“He was kind of a loner,” Jan Parkinson said of his younger brother Paul, singer and guitarist of Kansas City’s Bulbous Creation. Born and raised on the west side of the Missouri River in Prairie Village, Kansas, Paul used his visual sensitivity as fuel for his fantastical lyrics. He played with informal bands in high school with his childhood friend Jim “Bugs” Wine and a revolving cast of drummers. The band was put on ice in 1966 for Wine’s enlistment, and he spent the next three years stationed in Korea, Germany, and Fort Riley, Kansas, where he spent his downtime honing his bass chops to a razor point. Discharged honorably into the heady climate of the ‘60s final year, Wine waded into the potent stream of freedom and higher consciousness that was flowing in every city. He got an apartment in KC with another childhood friend whose hair was gathering around the collar and a job in avionics. It was while he enjoyed the neighborhood nightlife that he reconnected with Paul "Parky" Parkinson.
Bugs had already been looking into putting a band together. A personal ad in the K.C. Star put him in contact with guitarist Alan Lewis, who had a monstrous talent and had a familiarity with Black Sabbath and Uriah Heep. Lewis and Wine gelled immediately, but lacked the introspective nature of true songwriters. Reminded of how gifted Parkinson was as a wordsmith, Wine invited him to apply his lyrics and melodic ideas to their heavy foundation. The drum stool was filled out by Chuck Horstmann. Friend and musician Lynne Wenner played keyboards with the band occasionally. For no identifiable reason, Lewis thought the term “Bulbous” applied to their sound, and wanted to name the band thus. However, none of the members thought it made much sense, but applying the slightly cosmic “Creation” to it at least made it roll off the tongue. Their set list of all originals made them a difficult booking, and profits were non-existent.

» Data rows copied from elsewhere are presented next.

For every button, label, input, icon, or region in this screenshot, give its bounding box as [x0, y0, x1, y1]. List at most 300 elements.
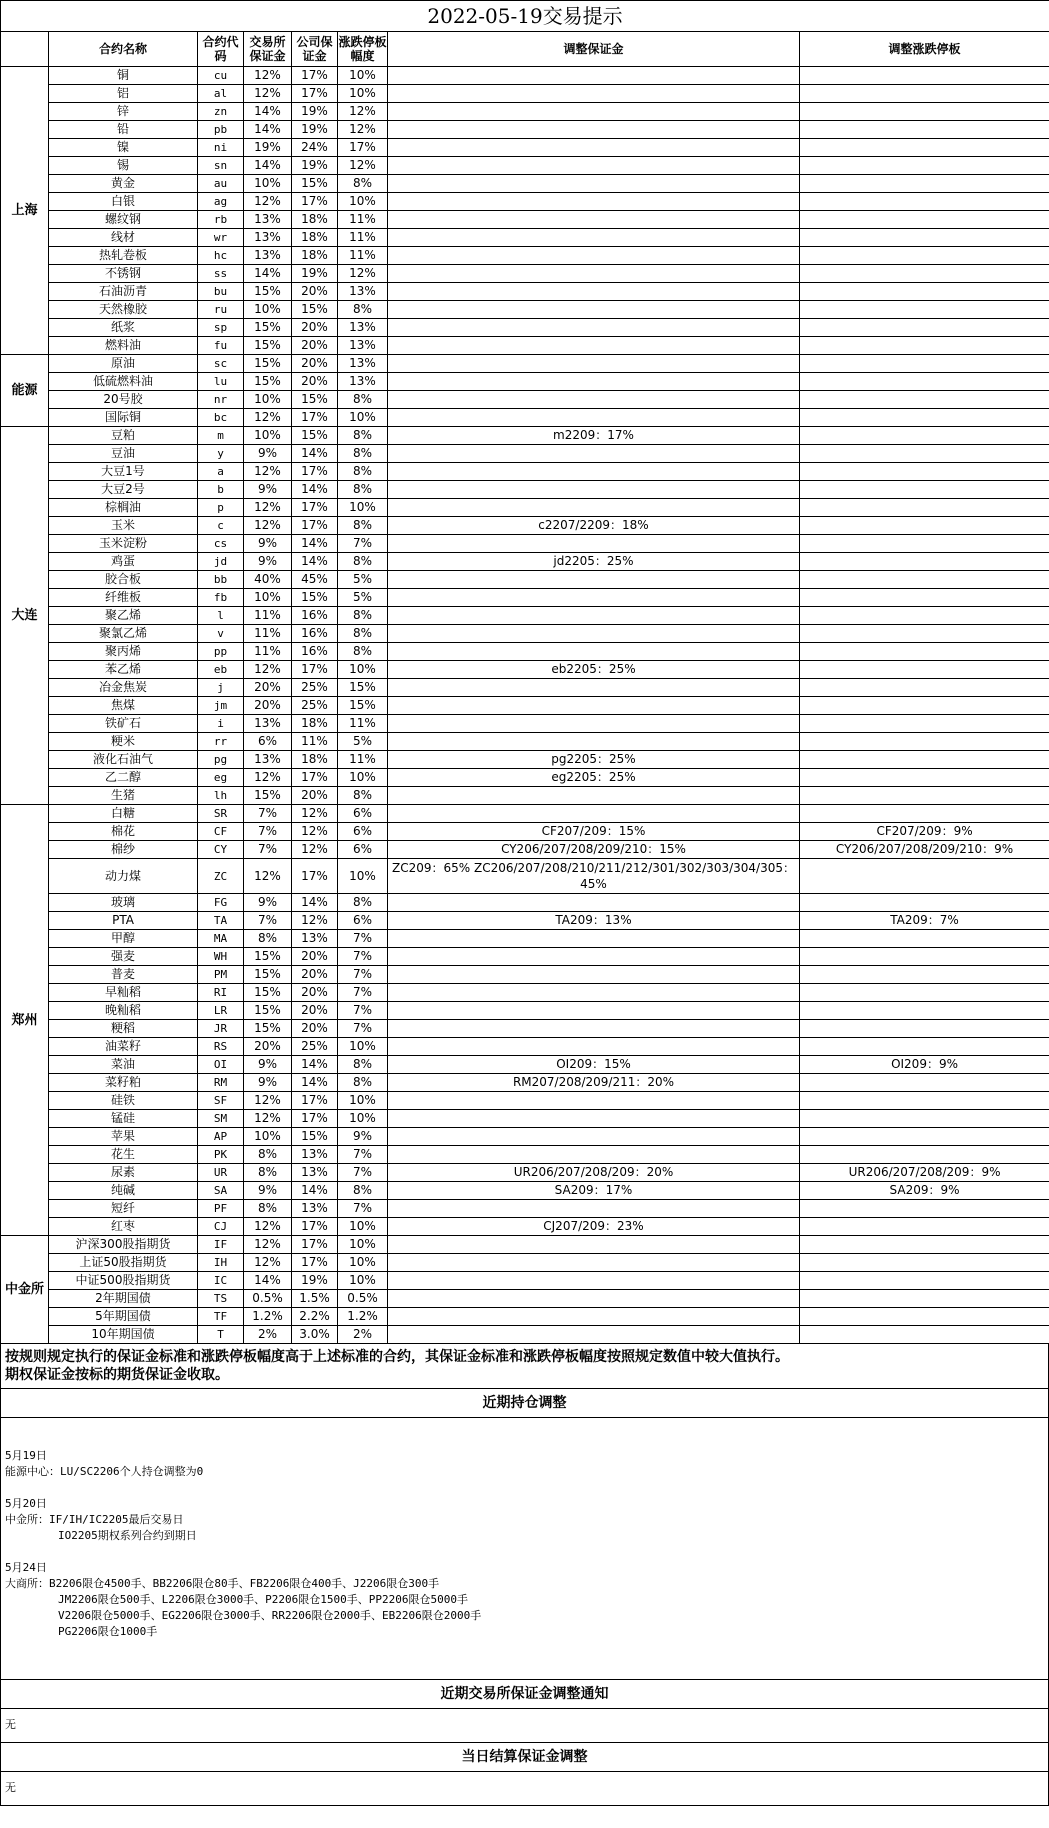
contract-code-cell: pb — [198, 121, 244, 139]
company-margin-cell: 20% — [292, 319, 338, 337]
adjust-limit-cell — [800, 481, 1049, 499]
contract-code-cell: bc — [198, 409, 244, 427]
adjust-margin-cell — [388, 948, 800, 966]
table-row — [1, 859, 1049, 894]
contract-name-cell: 热轧卷板 — [49, 247, 198, 265]
exchange-label: 上海 — [1, 67, 49, 355]
adjust-limit-cell — [800, 1074, 1049, 1092]
contract-code-cell: PM — [198, 966, 244, 984]
limit-range-cell: 8% — [338, 517, 388, 535]
adjust-limit-cell — [800, 175, 1049, 193]
table-row — [1, 715, 1049, 733]
contract-name-cell: PTA — [49, 912, 198, 930]
adjust-limit-cell: OI209：9% — [800, 1056, 1049, 1074]
company-margin-cell: 17% — [292, 499, 338, 517]
contract-code-cell: l — [198, 607, 244, 625]
contract-code-cell: T — [198, 1326, 244, 1344]
exchange-margin-cell: 12% — [244, 193, 292, 211]
adjust-limit-cell — [800, 948, 1049, 966]
company-margin-cell: 14% — [292, 553, 338, 571]
contract-name-cell: 2年期国债 — [49, 1290, 198, 1308]
table-row — [1, 1200, 1049, 1218]
company-margin-cell: 11% — [292, 733, 338, 751]
limit-range-cell: 10% — [338, 1110, 388, 1128]
contract-name-cell: 不锈钢 — [49, 265, 198, 283]
contract-code-cell: TS — [198, 1290, 244, 1308]
exchange-margin-cell: 14% — [244, 121, 292, 139]
adjust-margin-cell — [388, 481, 800, 499]
contract-code-cell: LR — [198, 1002, 244, 1020]
adjust-limit-cell — [800, 1326, 1049, 1344]
adjust-margin-cell — [388, 319, 800, 337]
adjust-margin-cell — [388, 1236, 800, 1254]
adjust-limit-cell — [800, 859, 1049, 894]
company-margin-cell: 12% — [292, 912, 338, 930]
contract-name-cell: 冶金焦炭 — [49, 679, 198, 697]
contract-name-cell: 苹果 — [49, 1128, 198, 1146]
header-row — [1, 32, 1049, 67]
exchange-margin-cell: 1.2% — [244, 1308, 292, 1326]
company-margin-cell: 17% — [292, 1092, 338, 1110]
contract-name-cell: 玉米淀粉 — [49, 535, 198, 553]
contract-name-cell: 沪深300股指期货 — [49, 1236, 198, 1254]
table-row — [1, 481, 1049, 499]
adjust-limit-cell — [800, 1308, 1049, 1326]
company-margin-cell: 20% — [292, 337, 338, 355]
adjust-margin-cell — [388, 805, 800, 823]
adjust-limit-cell: UR206/207/208/209：9% — [800, 1164, 1049, 1182]
table-row — [1, 301, 1049, 319]
table-row — [1, 948, 1049, 966]
exchange-margin-cell: 15% — [244, 984, 292, 1002]
company-margin-cell: 19% — [292, 121, 338, 139]
adjust-limit-cell — [800, 1146, 1049, 1164]
contract-code-cell: AP — [198, 1128, 244, 1146]
limit-range-cell: 8% — [338, 607, 388, 625]
exchange-margin-cell: 8% — [244, 930, 292, 948]
adjust-margin-cell — [388, 1020, 800, 1038]
table-row — [1, 787, 1049, 805]
company-margin-cell: 15% — [292, 1128, 338, 1146]
exchange-margin-cell: 40% — [244, 571, 292, 589]
exchange-margin-cell: 0.5% — [244, 1290, 292, 1308]
limit-range-cell: 13% — [338, 319, 388, 337]
company-margin-cell: 15% — [292, 175, 338, 193]
limit-range-cell: 15% — [338, 697, 388, 715]
company-margin-cell: 16% — [292, 607, 338, 625]
exchange-margin-notice-title: 近期交易所保证金调整通知 — [0, 1680, 1049, 1709]
contract-code-cell: fu — [198, 337, 244, 355]
limit-range-cell: 10% — [338, 1092, 388, 1110]
table-row — [1, 571, 1049, 589]
adjust-limit-cell — [800, 589, 1049, 607]
adjust-margin-cell — [388, 625, 800, 643]
contract-name-cell: 棕榈油 — [49, 499, 198, 517]
adjust-margin-cell — [388, 175, 800, 193]
limit-range-cell: 7% — [338, 930, 388, 948]
contract-code-cell: rr — [198, 733, 244, 751]
company-margin-cell: 17% — [292, 859, 338, 894]
header-adjust-limit: 调整涨跌停板 — [800, 32, 1049, 67]
adjust-limit-cell — [800, 85, 1049, 103]
adjust-limit-cell — [800, 1272, 1049, 1290]
adjust-margin-cell — [388, 966, 800, 984]
exchange-margin-cell: 8% — [244, 1146, 292, 1164]
table-row — [1, 121, 1049, 139]
company-margin-cell: 20% — [292, 787, 338, 805]
adjust-margin-cell — [388, 85, 800, 103]
adjust-limit-cell — [800, 499, 1049, 517]
company-margin-cell: 17% — [292, 193, 338, 211]
exchange-margin-cell: 12% — [244, 1218, 292, 1236]
adjust-margin-cell — [388, 1254, 800, 1272]
contract-name-cell: 纤维板 — [49, 589, 198, 607]
contract-name-cell: 线材 — [49, 229, 198, 247]
table-row — [1, 1218, 1049, 1236]
contract-name-cell: 锡 — [49, 157, 198, 175]
limit-range-cell: 8% — [338, 301, 388, 319]
header-exchange-margin: 交易所保证金 — [244, 32, 292, 67]
adjust-limit-cell — [800, 1236, 1049, 1254]
contract-name-cell: 聚丙烯 — [49, 643, 198, 661]
contract-name-cell: 棉花 — [49, 823, 198, 841]
contract-name-cell: 国际铜 — [49, 409, 198, 427]
adjust-limit-cell: CF207/209：9% — [800, 823, 1049, 841]
table-row — [1, 211, 1049, 229]
adjust-limit-cell — [800, 1254, 1049, 1272]
contract-name-cell: 白银 — [49, 193, 198, 211]
table-row — [1, 319, 1049, 337]
adjust-limit-cell — [800, 445, 1049, 463]
contract-name-cell: 红枣 — [49, 1218, 198, 1236]
limit-range-cell: 0.5% — [338, 1290, 388, 1308]
contract-code-cell: RI — [198, 984, 244, 1002]
limit-range-cell: 11% — [338, 211, 388, 229]
contract-code-cell: cu — [198, 67, 244, 85]
company-margin-cell: 15% — [292, 391, 338, 409]
table-row — [1, 1164, 1049, 1182]
contract-code-cell: wr — [198, 229, 244, 247]
adjust-margin-cell — [388, 337, 800, 355]
adjust-margin-cell — [388, 157, 800, 175]
company-margin-cell: 13% — [292, 1146, 338, 1164]
limit-range-cell: 7% — [338, 984, 388, 1002]
limit-range-cell: 7% — [338, 948, 388, 966]
adjust-margin-cell — [388, 1326, 800, 1344]
adjust-limit-cell — [800, 265, 1049, 283]
limit-range-cell: 8% — [338, 463, 388, 481]
exchange-margin-cell: 20% — [244, 697, 292, 715]
adjust-limit-cell — [800, 679, 1049, 697]
limit-range-cell: 5% — [338, 733, 388, 751]
company-margin-cell: 25% — [292, 1038, 338, 1056]
exchange-margin-cell: 10% — [244, 391, 292, 409]
table-row — [1, 337, 1049, 355]
table-row — [1, 463, 1049, 481]
position-adjust-body: 5月19日 能源中心：LU/SC2206个人持仓调整为0 5月20日 中金所：IF/IH/IC2205最后交易日 IO2205期权系列合约到期日 5月24日 大商所：B2206限仓4500手、BB2206限仓80手、FB2206限仓400手、J2206限仓300手 JM2206限仓500手、L2206限仓3000手、P2206限仓1500手、PP2206限仓5000手 V2206限仓5000手、EG2206限仓3000手、RR2206限仓2000手、EB2206限仓2000手 PG2206限仓1000手 — [0, 1418, 1049, 1680]
contract-code-cell: ag — [198, 193, 244, 211]
exchange-margin-cell: 12% — [244, 499, 292, 517]
contract-name-cell: 豆油 — [49, 445, 198, 463]
contract-code-cell: ni — [198, 139, 244, 157]
company-margin-cell: 12% — [292, 841, 338, 859]
exchange-margin-cell: 14% — [244, 103, 292, 121]
adjust-margin-cell: jd2205：25% — [388, 553, 800, 571]
contract-code-cell: OI — [198, 1056, 244, 1074]
company-margin-cell: 13% — [292, 930, 338, 948]
exchange-margin-cell: 12% — [244, 1254, 292, 1272]
limit-range-cell: 2% — [338, 1326, 388, 1344]
company-margin-cell: 20% — [292, 984, 338, 1002]
adjust-limit-cell — [800, 625, 1049, 643]
limit-range-cell: 7% — [338, 966, 388, 984]
contract-name-cell: 聚乙烯 — [49, 607, 198, 625]
contract-name-cell: 硅铁 — [49, 1092, 198, 1110]
contract-name-cell: 鸡蛋 — [49, 553, 198, 571]
adjust-margin-cell — [388, 121, 800, 139]
exchange-label: 郑州 — [1, 805, 49, 1236]
contract-name-cell: 中证500股指期货 — [49, 1272, 198, 1290]
contract-code-cell: IH — [198, 1254, 244, 1272]
contract-name-cell: 上证50股指期货 — [49, 1254, 198, 1272]
company-margin-cell: 16% — [292, 643, 338, 661]
adjust-limit-cell — [800, 427, 1049, 445]
limit-range-cell: 10% — [338, 1272, 388, 1290]
table-row — [1, 1056, 1049, 1074]
adjust-limit-cell — [800, 1110, 1049, 1128]
limit-range-cell: 8% — [338, 894, 388, 912]
contract-code-cell: fb — [198, 589, 244, 607]
company-margin-cell: 17% — [292, 409, 338, 427]
contract-code-cell: JR — [198, 1020, 244, 1038]
contract-code-cell: ZC — [198, 859, 244, 894]
exchange-margin-cell: 14% — [244, 1272, 292, 1290]
company-margin-cell: 14% — [292, 445, 338, 463]
limit-range-cell: 10% — [338, 67, 388, 85]
adjust-margin-cell — [388, 103, 800, 121]
adjust-margin-cell — [388, 679, 800, 697]
exchange-margin-cell: 19% — [244, 139, 292, 157]
exchange-margin-cell: 12% — [244, 517, 292, 535]
table-row — [1, 697, 1049, 715]
adjust-limit-cell — [800, 535, 1049, 553]
limit-range-cell: 12% — [338, 265, 388, 283]
contract-name-cell: 尿素 — [49, 1164, 198, 1182]
contract-code-cell: eg — [198, 769, 244, 787]
exchange-margin-cell: 15% — [244, 948, 292, 966]
contract-name-cell: 铁矿石 — [49, 715, 198, 733]
table-row — [1, 1074, 1049, 1092]
header-contract-code: 合约代码 — [198, 32, 244, 67]
contract-code-cell: SR — [198, 805, 244, 823]
exchange-margin-cell: 13% — [244, 715, 292, 733]
table-row — [1, 1272, 1049, 1290]
adjust-limit-cell — [800, 733, 1049, 751]
adjust-margin-cell — [388, 265, 800, 283]
adjust-margin-cell: SA209：17% — [388, 1182, 800, 1200]
table-row — [1, 139, 1049, 157]
contract-name-cell: 胶合板 — [49, 571, 198, 589]
company-margin-cell: 17% — [292, 769, 338, 787]
limit-range-cell: 11% — [338, 715, 388, 733]
exchange-margin-cell: 12% — [244, 463, 292, 481]
contract-code-cell: IF — [198, 1236, 244, 1254]
adjust-limit-cell — [800, 409, 1049, 427]
adjust-margin-cell — [388, 139, 800, 157]
adjust-margin-cell — [388, 247, 800, 265]
contract-code-cell: SM — [198, 1110, 244, 1128]
table-row — [1, 912, 1049, 930]
contract-name-cell: 纸浆 — [49, 319, 198, 337]
limit-range-cell: 11% — [338, 751, 388, 769]
contract-code-cell: ss — [198, 265, 244, 283]
adjust-limit-cell — [800, 1128, 1049, 1146]
exchange-margin-cell: 12% — [244, 661, 292, 679]
company-margin-cell: 17% — [292, 1236, 338, 1254]
company-margin-cell: 18% — [292, 247, 338, 265]
adjust-margin-cell — [388, 894, 800, 912]
adjust-limit-cell — [800, 553, 1049, 571]
table-row — [1, 355, 1049, 373]
contract-name-cell: 晚籼稻 — [49, 1002, 198, 1020]
contract-code-cell: FG — [198, 894, 244, 912]
exchange-margin-cell: 12% — [244, 67, 292, 85]
exchange-margin-cell: 10% — [244, 589, 292, 607]
adjust-margin-cell — [388, 535, 800, 553]
contract-name-cell: 液化石油气 — [49, 751, 198, 769]
exchange-margin-cell: 9% — [244, 553, 292, 571]
company-margin-cell: 13% — [292, 1164, 338, 1182]
contract-code-cell: jd — [198, 553, 244, 571]
company-margin-cell: 20% — [292, 355, 338, 373]
contract-code-cell: zn — [198, 103, 244, 121]
company-margin-cell: 25% — [292, 679, 338, 697]
adjust-margin-cell — [388, 193, 800, 211]
contract-name-cell: 5年期国债 — [49, 1308, 198, 1326]
exchange-margin-cell: 10% — [244, 175, 292, 193]
exchange-margin-cell: 12% — [244, 1092, 292, 1110]
limit-range-cell: 10% — [338, 193, 388, 211]
company-margin-cell: 17% — [292, 1110, 338, 1128]
adjust-limit-cell — [800, 930, 1049, 948]
limit-range-cell: 10% — [338, 661, 388, 679]
contract-name-cell: 焦煤 — [49, 697, 198, 715]
table-row — [1, 67, 1049, 85]
table-row — [1, 553, 1049, 571]
adjust-limit-cell — [800, 661, 1049, 679]
contract-code-cell: sp — [198, 319, 244, 337]
adjust-limit-cell — [800, 211, 1049, 229]
contract-code-cell: sc — [198, 355, 244, 373]
contract-name-cell: 菜籽粕 — [49, 1074, 198, 1092]
adjust-margin-cell — [388, 1290, 800, 1308]
adjust-limit-cell — [800, 894, 1049, 912]
adjust-limit-cell — [800, 607, 1049, 625]
table-row — [1, 589, 1049, 607]
contract-code-cell: RS — [198, 1038, 244, 1056]
exchange-label: 能源 — [1, 355, 49, 427]
limit-range-cell: 15% — [338, 679, 388, 697]
limit-range-cell: 13% — [338, 355, 388, 373]
contract-name-cell: 棉纱 — [49, 841, 198, 859]
company-margin-cell: 17% — [292, 661, 338, 679]
limit-range-cell: 17% — [338, 139, 388, 157]
table-row — [1, 1092, 1049, 1110]
adjust-margin-cell: CJ207/209：23% — [388, 1218, 800, 1236]
company-margin-cell: 12% — [292, 823, 338, 841]
table-row — [1, 409, 1049, 427]
exchange-margin-cell: 15% — [244, 966, 292, 984]
exchange-margin-cell: 7% — [244, 912, 292, 930]
adjust-margin-cell — [388, 373, 800, 391]
table-row — [1, 229, 1049, 247]
header-limit: 涨跌停板幅度 — [338, 32, 388, 67]
adjust-margin-cell — [388, 1308, 800, 1326]
exchange-margin-cell: 15% — [244, 787, 292, 805]
adjust-margin-cell — [388, 733, 800, 751]
contract-code-cell: hc — [198, 247, 244, 265]
contract-name-cell: 大豆1号 — [49, 463, 198, 481]
adjust-margin-cell — [388, 391, 800, 409]
table-row — [1, 661, 1049, 679]
adjust-limit-cell — [800, 337, 1049, 355]
contract-name-cell: 粳稻 — [49, 1020, 198, 1038]
limit-range-cell: 11% — [338, 229, 388, 247]
limit-range-cell: 8% — [338, 427, 388, 445]
contract-code-cell: lh — [198, 787, 244, 805]
adjust-limit-cell — [800, 391, 1049, 409]
exchange-margin-cell: 15% — [244, 355, 292, 373]
table-row — [1, 1128, 1049, 1146]
contract-code-cell: pp — [198, 643, 244, 661]
adjust-limit-cell — [800, 283, 1049, 301]
company-margin-cell: 16% — [292, 625, 338, 643]
adjust-limit-cell — [800, 769, 1049, 787]
adjust-limit-cell — [800, 463, 1049, 481]
table-row — [1, 499, 1049, 517]
table-row — [1, 193, 1049, 211]
contract-name-cell: 苯乙烯 — [49, 661, 198, 679]
limit-range-cell: 10% — [338, 499, 388, 517]
contract-name-cell: 普麦 — [49, 966, 198, 984]
table-row — [1, 1110, 1049, 1128]
exchange-margin-cell: 13% — [244, 229, 292, 247]
contract-code-cell: jm — [198, 697, 244, 715]
adjust-margin-cell — [388, 229, 800, 247]
company-margin-cell: 13% — [292, 1200, 338, 1218]
company-margin-cell: 24% — [292, 139, 338, 157]
limit-range-cell: 7% — [338, 1200, 388, 1218]
adjust-limit-cell — [800, 229, 1049, 247]
company-margin-cell: 12% — [292, 805, 338, 823]
exchange-margin-notice-body: 无 — [0, 1709, 1049, 1743]
exchange-margin-cell: 9% — [244, 535, 292, 553]
adjust-limit-cell — [800, 103, 1049, 121]
contract-name-cell: 动力煤 — [49, 859, 198, 894]
contract-name-cell: 纯碱 — [49, 1182, 198, 1200]
company-margin-cell: 3.0% — [292, 1326, 338, 1344]
adjust-margin-cell — [388, 1272, 800, 1290]
contract-code-cell: SF — [198, 1092, 244, 1110]
contract-name-cell: 螺纹钢 — [49, 211, 198, 229]
adjust-limit-cell — [800, 697, 1049, 715]
settlement-margin-body: 无 — [0, 1772, 1049, 1806]
limit-range-cell: 9% — [338, 1128, 388, 1146]
limit-range-cell: 10% — [338, 1038, 388, 1056]
exchange-margin-cell: 12% — [244, 409, 292, 427]
contract-name-cell: 20号胶 — [49, 391, 198, 409]
adjust-margin-cell — [388, 1128, 800, 1146]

In 1971, the quartet poured what little personal surplus they had into a full day of recording at Cavern Studios, tracking enough material for a full length album. Bulbous Creation wouldn’t stay together long enough to save up for a custom pressing on Rock. Parkinson was deeply individualistic, and left to perform his songs as he thought they should be, as a solo act. He preferred coffee shops to concert halls, and would stick to his craft another 20 years before hanging it up. Horstmann followed suit. Wine and Lewis soldiered on, shortening their name to the more sensible Creation and adding vocalist Wayne Austin, dynamic drummer Tommy Ward, and guitarist Roger Sewell. The Bulbous Creation LP was nearly doomed to oblivion, but for the efforts of Rich Haupt, who issued an unauthorized eight song LP in 1995 on his Rockadelic imprint. Alan Lewis died in 1998 of esophageal cancer. When Paul Parkinson died of leukemia in 2001, a lone copy turned up amongst his possessions, with piece of mind that someone, somewhere, was listening."